Orbene, il fatto che la pubblica amministrazione, nell’emanare un regolamento, abbia margini di discrezionalità, anche ampi, non è contestabile, tuttavia, la discrezionalità configurata nella sentenza qui commentata, ricostruendo la normativa di settore ed in particolare la ratio delle norme istitutive delle transazioni, norme redatte dopo anni di trattative tra Istituzioni, Associazioni dei danneggiati ed Legali di riferimento delle stesse, con il fine di risarcire il maggior numero possibile degli aventi diritto, lascia sicuramente perplessi, in particolare per quanto concerne l’applicazione della prescrizione, utilizzata quale requisito di ammissione alla transazione, fatto che, nel concreto, potrebbe determinare l’esclusione di un numero molto elevato degli aventi diritto, fatto che vanificherebbe l’intento stesso perseguito dal Legislatore con l’emanazione delle leggi istitutive istitutive delle transazioni.

Va evidenziato, per altro, che la giurisprudenza in tema di prescrizione ed in particolare di dies a quo in materia di danni da sangue infetto, ha subito mutamenti, anche radicali, nel corso degli anni e che tener conto dei principi generali in materia di decorrenza dei termini di prescrizione del diritto, come statuito nel decreto impugnato, non significa, in particolare nell’ambito di una procedura transattiva come quella relativa al caso di specie, utilizzare la prescrizione quale criterio discriminante di inclusione o esclusione dalla transazione stessa.

Appare opportuno sottolineare, infine, un principio generale: la Corte costituzionale ha chiarito da anni che nessun diritto fondamentale, quale è quello alla salute, può essere compresso o inciso al punto tale che ne sia pregiudicato o anche solo messo a rischio lo stesso contenuto.

Invero, esiste nel nostro Ordinamento un limite inferiore al di sotto del quale la gestione amministrativa dei diritti non può scendere: “E’ vero che, secondo costante giurisprudenza di questa Corte, il legislatore nella individuazione delle misure necessarie a tutela dei diritti delle persone disabili gode di discrezionalità …….Si deve tuttavia riaffermare che, sempre secondo la giurisprudenza di questa Corte, detto potere discrezionale non ha carattere assoluto e trova un limite nel «[…] rispetto di un nucleo indefettibile di garanzie per gli interessati»”(Corte Costituzionale sentenza n. 80/2010).

Orbene, se lo stesso Legislatore deve nell’ambito della propria discrezionalità rispettare tale limite, al di sotto del quale viene compromessa l’esistenza stessa del diritto, a fortiori lo stesso limite deve essere rispettato dalla Pubblica Amministrazione.
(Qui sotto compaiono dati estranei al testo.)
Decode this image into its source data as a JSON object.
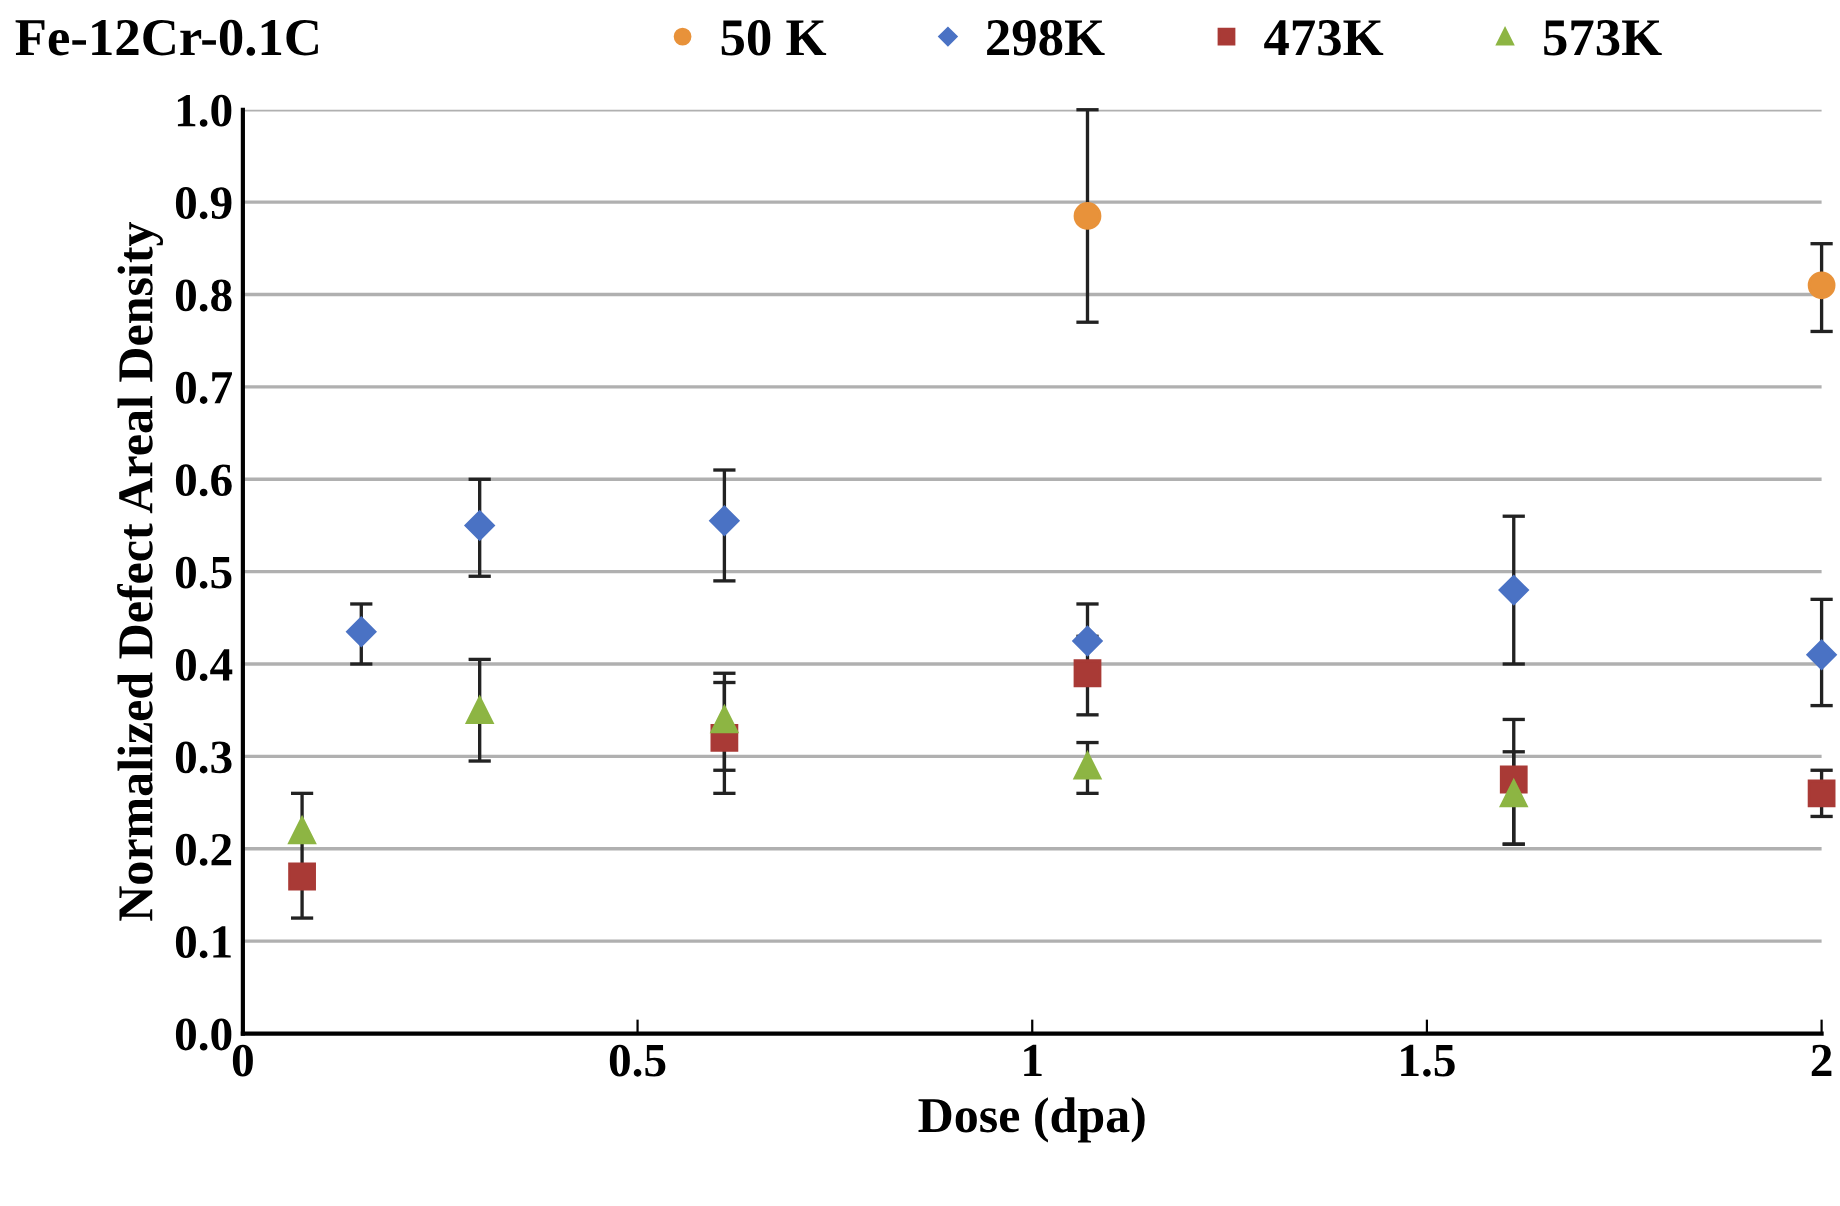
{
  "chart_data": {
    "type": "scatter",
    "title": "Fe-12Cr-0.1C",
    "xlabel": "Dose (dpa)",
    "ylabel": "Normalized Defect Areal Density",
    "xlim": [
      0,
      2
    ],
    "xticks": [
      0,
      0.5,
      1,
      1.5,
      2
    ],
    "ylim": [
      0,
      1.0
    ],
    "yticks": [
      {
        "value": 0,
        "label": "0.0"
      },
      {
        "value": 0.1,
        "label": "0.1"
      },
      {
        "value": 0.2,
        "label": "0.2"
      },
      {
        "value": 0.3,
        "label": "0.3"
      },
      {
        "value": 0.4,
        "label": "0.4"
      },
      {
        "value": 0.5,
        "label": "0.5"
      },
      {
        "value": 0.6,
        "label": "0.6"
      },
      {
        "value": 0.7,
        "label": "0.7"
      },
      {
        "value": 0.8,
        "label": "0.8"
      },
      {
        "value": 0.9,
        "label": "0.9"
      },
      {
        "value": 1.0,
        "label": "1.0"
      }
    ],
    "grid": "y",
    "legend": "top",
    "series": [
      {
        "name": "50 K",
        "color": "#e8923a",
        "marker": "circle",
        "x": [
          1.07,
          2.0
        ],
        "values": [
          0.885,
          0.81
        ],
        "errors": [
          [
            0.77,
            1.0
          ],
          [
            0.76,
            0.855
          ]
        ]
      },
      {
        "name": "298K",
        "color": "#4a72c4",
        "marker": "diamond",
        "x": [
          0.15,
          0.3,
          0.61,
          1.07,
          1.61,
          2.0
        ],
        "values": [
          0.435,
          0.55,
          0.555,
          0.425,
          0.48,
          0.41
        ],
        "errors": [
          [
            0.4,
            0.465
          ],
          [
            0.495,
            0.6
          ],
          [
            0.49,
            0.61
          ],
          [
            0.425,
            0.465
          ],
          [
            0.4,
            0.56
          ],
          [
            0.355,
            0.47
          ]
        ]
      },
      {
        "name": "473K",
        "color": "#a93a36",
        "marker": "square",
        "x": [
          0.075,
          0.61,
          1.07,
          1.61,
          2.0
        ],
        "values": [
          0.17,
          0.32,
          0.39,
          0.275,
          0.26
        ],
        "errors": [
          [
            0.125,
            0.17
          ],
          [
            0.285,
            0.38
          ],
          [
            0.345,
            0.43
          ],
          [
            0.205,
            0.305
          ],
          [
            0.235,
            0.285
          ]
        ]
      },
      {
        "name": "573K",
        "color": "#8db543",
        "marker": "triangle",
        "x": [
          0.075,
          0.3,
          0.61,
          1.07,
          1.61
        ],
        "values": [
          0.22,
          0.35,
          0.34,
          0.29,
          0.26
        ],
        "errors": [
          [
            0.18,
            0.26
          ],
          [
            0.295,
            0.405
          ],
          [
            0.26,
            0.39
          ],
          [
            0.26,
            0.315
          ],
          [
            0.205,
            0.34
          ]
        ]
      }
    ]
  }
}
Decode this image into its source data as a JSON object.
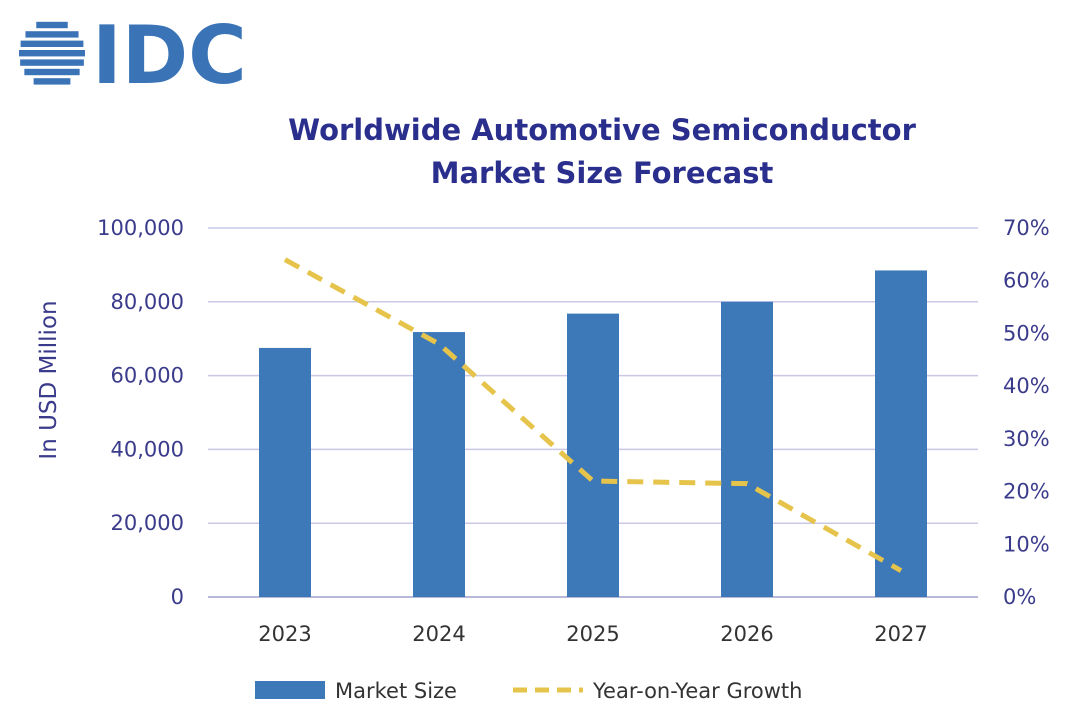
{
  "logo": {
    "text": "IDC",
    "color": "#3b74b6"
  },
  "colors": {
    "title": "#2a2e8c",
    "axis_text": "#3b3b8c",
    "bar": "#3d78b8",
    "line": "#e6c44b",
    "grid": "#c9c9e6",
    "axis": "#b8b8d8"
  },
  "chart_data": {
    "type": "bar",
    "title_line1": "Worldwide Automotive Semiconductor",
    "title_line2": "Market Size Forecast",
    "ylabel": "In USD Million",
    "categories": [
      "2023",
      "2024",
      "2025",
      "2026",
      "2027"
    ],
    "ylim": [
      0,
      100000
    ],
    "y2lim": [
      0,
      70
    ],
    "y_ticks": [
      "0",
      "20,000",
      "40,000",
      "60,000",
      "80,000",
      "100,000"
    ],
    "y2_ticks": [
      "0%",
      "10%",
      "20%",
      "30%",
      "40%",
      "50%",
      "60%",
      "70%"
    ],
    "grid": true,
    "legend_position": "bottom",
    "series": [
      {
        "name": "Market Size",
        "type": "bar",
        "axis": "left",
        "values": [
          67500,
          71800,
          76800,
          80000,
          88500
        ]
      },
      {
        "name": "Year-on-Year Growth",
        "type": "line",
        "style": "dashed",
        "axis": "right",
        "values": [
          64,
          48,
          22,
          21.5,
          5
        ]
      }
    ]
  }
}
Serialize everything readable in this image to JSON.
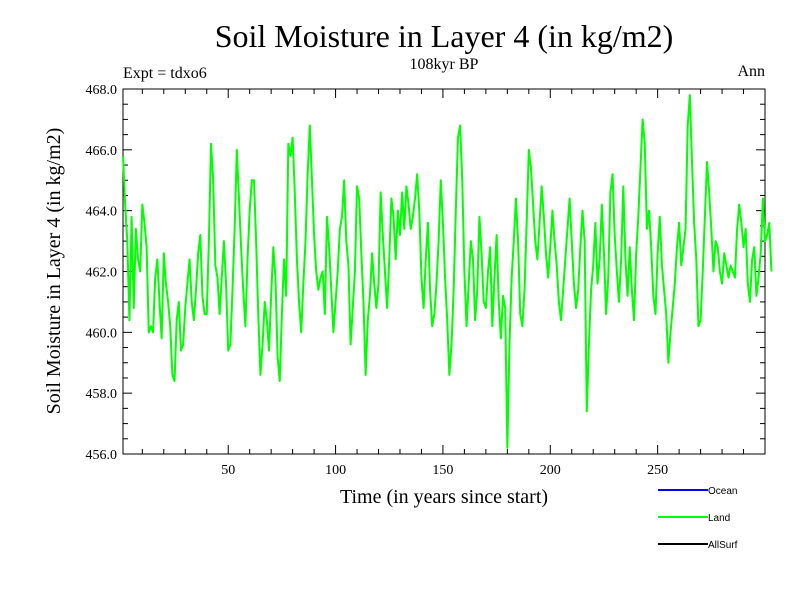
{
  "chart_data": {
    "type": "line",
    "title": "Soil Moisture in Layer 4 (in kg/m2)",
    "subtitle": "108kyr BP",
    "experiment_label": "Expt = tdxo6",
    "period_label": "Ann",
    "xlabel": "Time (in years since start)",
    "ylabel": "Soil Moisture in Layer 4 (in kg/m2)",
    "xlim": [
      1,
      300
    ],
    "ylim": [
      456,
      468
    ],
    "x_ticks": [
      50,
      100,
      150,
      200,
      250
    ],
    "x_tick_labels": [
      "50",
      "100",
      "150",
      "200",
      "250"
    ],
    "y_ticks": [
      456,
      458,
      460,
      462,
      464,
      466,
      468
    ],
    "y_tick_labels": [
      "456.0",
      "458.0",
      "460.0",
      "462.0",
      "464.0",
      "466.0",
      "468.0"
    ],
    "legend_position": "bottom-right",
    "series": [
      {
        "name": "Ocean",
        "color": "#0000ff",
        "values": []
      },
      {
        "name": "Land",
        "color": "#00ff00",
        "x_start": 1,
        "x_step": 1,
        "values": [
          465.8,
          464.2,
          463.0,
          460.4,
          463.8,
          460.8,
          463.4,
          462.4,
          462.0,
          464.2,
          463.6,
          462.8,
          460.0,
          460.2,
          460.0,
          461.8,
          462.4,
          461.0,
          459.8,
          462.6,
          461.6,
          461.0,
          460.2,
          458.6,
          458.4,
          460.4,
          461.0,
          459.4,
          459.6,
          460.8,
          461.6,
          462.4,
          461.0,
          460.4,
          461.4,
          462.6,
          463.2,
          461.2,
          460.6,
          460.6,
          463.0,
          466.2,
          465.0,
          462.2,
          461.8,
          460.6,
          461.8,
          463.0,
          461.6,
          459.4,
          459.6,
          461.4,
          463.4,
          466.0,
          464.4,
          462.8,
          461.4,
          460.2,
          462.4,
          464.0,
          465.0,
          465.0,
          463.0,
          460.6,
          458.6,
          459.6,
          461.0,
          460.4,
          459.4,
          461.2,
          462.8,
          461.8,
          459.2,
          458.4,
          460.6,
          462.4,
          461.2,
          466.2,
          465.8,
          466.4,
          464.6,
          462.4,
          461.0,
          460.0,
          461.6,
          463.0,
          465.2,
          466.8,
          465.0,
          463.2,
          462.0,
          461.4,
          461.8,
          462.0,
          460.6,
          463.8,
          462.8,
          461.4,
          460.0,
          461.0,
          462.0,
          463.4,
          463.8,
          465.0,
          463.0,
          462.2,
          459.6,
          460.8,
          462.0,
          464.8,
          464.4,
          462.6,
          461.0,
          458.6,
          460.4,
          461.2,
          462.6,
          461.6,
          460.8,
          461.6,
          464.6,
          463.2,
          462.0,
          460.8,
          462.4,
          464.4,
          463.8,
          462.4,
          464.0,
          463.2,
          464.6,
          463.4,
          464.8,
          464.2,
          463.4,
          463.8,
          464.4,
          465.2,
          464.0,
          461.8,
          460.8,
          462.4,
          463.6,
          461.4,
          460.2,
          460.6,
          461.6,
          463.0,
          465.0,
          463.6,
          461.8,
          460.4,
          458.6,
          459.6,
          461.4,
          464.0,
          466.4,
          466.8,
          465.0,
          462.0,
          460.2,
          461.6,
          463.0,
          462.4,
          460.4,
          461.4,
          463.8,
          462.6,
          461.0,
          460.8,
          462.0,
          462.8,
          460.2,
          461.8,
          463.2,
          461.0,
          459.8,
          461.2,
          460.8,
          456.2,
          459.6,
          461.8,
          463.0,
          464.4,
          463.0,
          460.6,
          460.2,
          461.4,
          463.6,
          466.0,
          465.4,
          464.2,
          463.0,
          462.4,
          463.6,
          464.8,
          463.8,
          462.6,
          461.8,
          462.8,
          464.0,
          463.0,
          462.2,
          461.0,
          460.4,
          461.4,
          462.4,
          463.4,
          464.4,
          463.0,
          461.6,
          460.8,
          461.4,
          462.8,
          464.0,
          463.0,
          457.4,
          459.6,
          461.4,
          462.2,
          463.6,
          461.6,
          462.4,
          464.2,
          462.6,
          460.6,
          461.8,
          464.6,
          465.2,
          463.2,
          462.0,
          461.0,
          462.4,
          464.8,
          462.4,
          461.2,
          462.8,
          461.4,
          460.4,
          462.6,
          463.8,
          465.4,
          467.0,
          466.2,
          463.4,
          464.0,
          462.8,
          461.2,
          460.6,
          462.6,
          463.8,
          462.2,
          461.4,
          460.6,
          459.0,
          460.0,
          460.8,
          461.6,
          462.8,
          463.6,
          462.2,
          462.8,
          463.4,
          466.8,
          467.8,
          465.6,
          463.6,
          462.4,
          460.2,
          460.4,
          462.0,
          463.8,
          465.6,
          464.6,
          463.4,
          462.0,
          463.0,
          462.8,
          462.0,
          461.6,
          462.6,
          462.2,
          461.8,
          462.2,
          462.0,
          461.8,
          463.4,
          464.2,
          463.6,
          462.8,
          463.4,
          461.6,
          461.0,
          462.4,
          462.8,
          461.2,
          461.8,
          462.6,
          464.4,
          463.0,
          463.2,
          463.6,
          462.0
        ]
      },
      {
        "name": "AllSurf",
        "color": "#000000",
        "values": []
      }
    ]
  }
}
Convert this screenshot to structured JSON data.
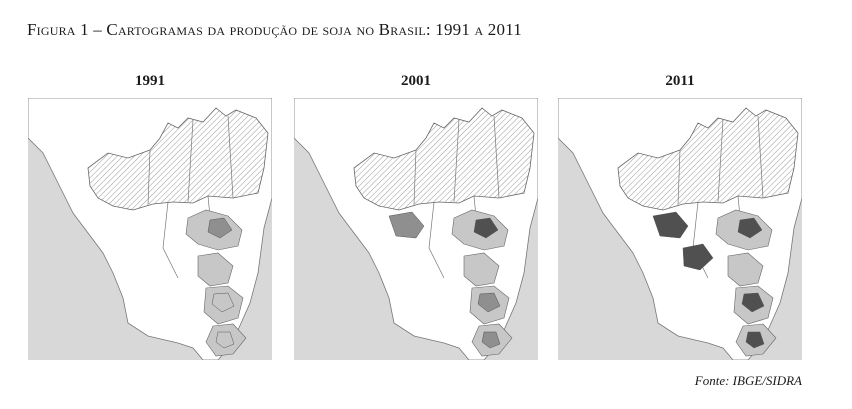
{
  "figure": {
    "caption": "Figura 1 – Cartogramas da produção de soja no Brasil: 1991 a 2011",
    "source": "Fonte: IBGE/SIDRA"
  },
  "maps": [
    {
      "year": "1991",
      "intensity": 1
    },
    {
      "year": "2001",
      "intensity": 2
    },
    {
      "year": "2011",
      "intensity": 3
    }
  ],
  "colors": {
    "ocean": "#d8d8d8",
    "land": "#ffffff",
    "hatch": "#9a9a9a",
    "region_light": "#c7c7c7",
    "region_mid": "#8f8f8f",
    "region_dark": "#505050"
  }
}
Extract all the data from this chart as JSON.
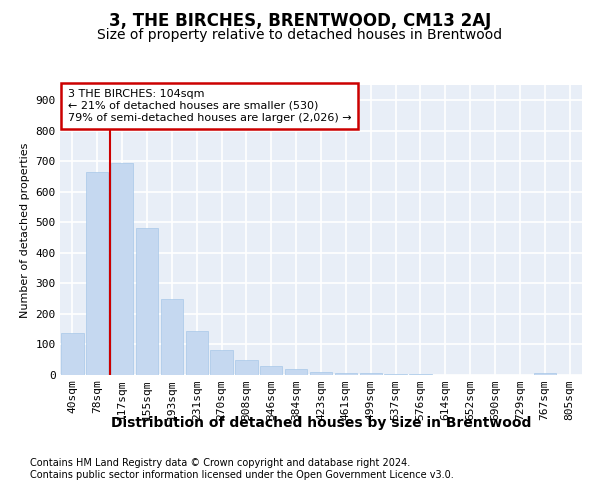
{
  "title": "3, THE BIRCHES, BRENTWOOD, CM13 2AJ",
  "subtitle": "Size of property relative to detached houses in Brentwood",
  "xlabel": "Distribution of detached houses by size in Brentwood",
  "ylabel": "Number of detached properties",
  "footnote1": "Contains HM Land Registry data © Crown copyright and database right 2024.",
  "footnote2": "Contains public sector information licensed under the Open Government Licence v3.0.",
  "bin_labels": [
    "40sqm",
    "78sqm",
    "117sqm",
    "155sqm",
    "193sqm",
    "231sqm",
    "270sqm",
    "308sqm",
    "346sqm",
    "384sqm",
    "423sqm",
    "461sqm",
    "499sqm",
    "537sqm",
    "576sqm",
    "614sqm",
    "652sqm",
    "690sqm",
    "729sqm",
    "767sqm",
    "805sqm"
  ],
  "bar_heights": [
    138,
    665,
    693,
    480,
    248,
    145,
    83,
    50,
    28,
    20,
    10,
    8,
    5,
    3,
    2,
    1,
    0,
    0,
    0,
    8,
    0
  ],
  "bar_color": "#c5d8f0",
  "bar_edgecolor": "#a8c8e8",
  "red_line_x": 1.5,
  "annotation_text": "3 THE BIRCHES: 104sqm\n← 21% of detached houses are smaller (530)\n79% of semi-detached houses are larger (2,026) →",
  "ylim": [
    0,
    950
  ],
  "yticks": [
    0,
    100,
    200,
    300,
    400,
    500,
    600,
    700,
    800,
    900
  ],
  "red_line_color": "#cc0000",
  "box_facecolor": "#ffffff",
  "box_edgecolor": "#cc0000",
  "fig_facecolor": "#ffffff",
  "plot_facecolor": "#e8eef7",
  "grid_color": "#ffffff",
  "title_fontsize": 12,
  "subtitle_fontsize": 10,
  "xlabel_fontsize": 10,
  "ylabel_fontsize": 8,
  "tick_fontsize": 8,
  "footnote_fontsize": 7
}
Si auspica, pertanto, che l’emanando decreto “moduli”, decreto interministeriale (a firma congiunta del Ministro della Salute e del Ministro dell’Economia e Finanze), che dovrebbe porre termine alla procedura transattiva e la cui pubblicazione è attesa nei prossimi giorni, non tenga in considerazione soltanto la sentenza qui commentata, ma anche e soprattutto la ratio della normativa di settore ed i principi fondamentali del nostro Ordinamento e di quello internazionale, con particolare riguardo al principio del rispetto per la dignità della vita, in caso contrario, il rischio è quello di alimentare per i prossimi anni il contenzioso, non solo in sede amministrativa e civile, ma altresì avanti alla Cedu.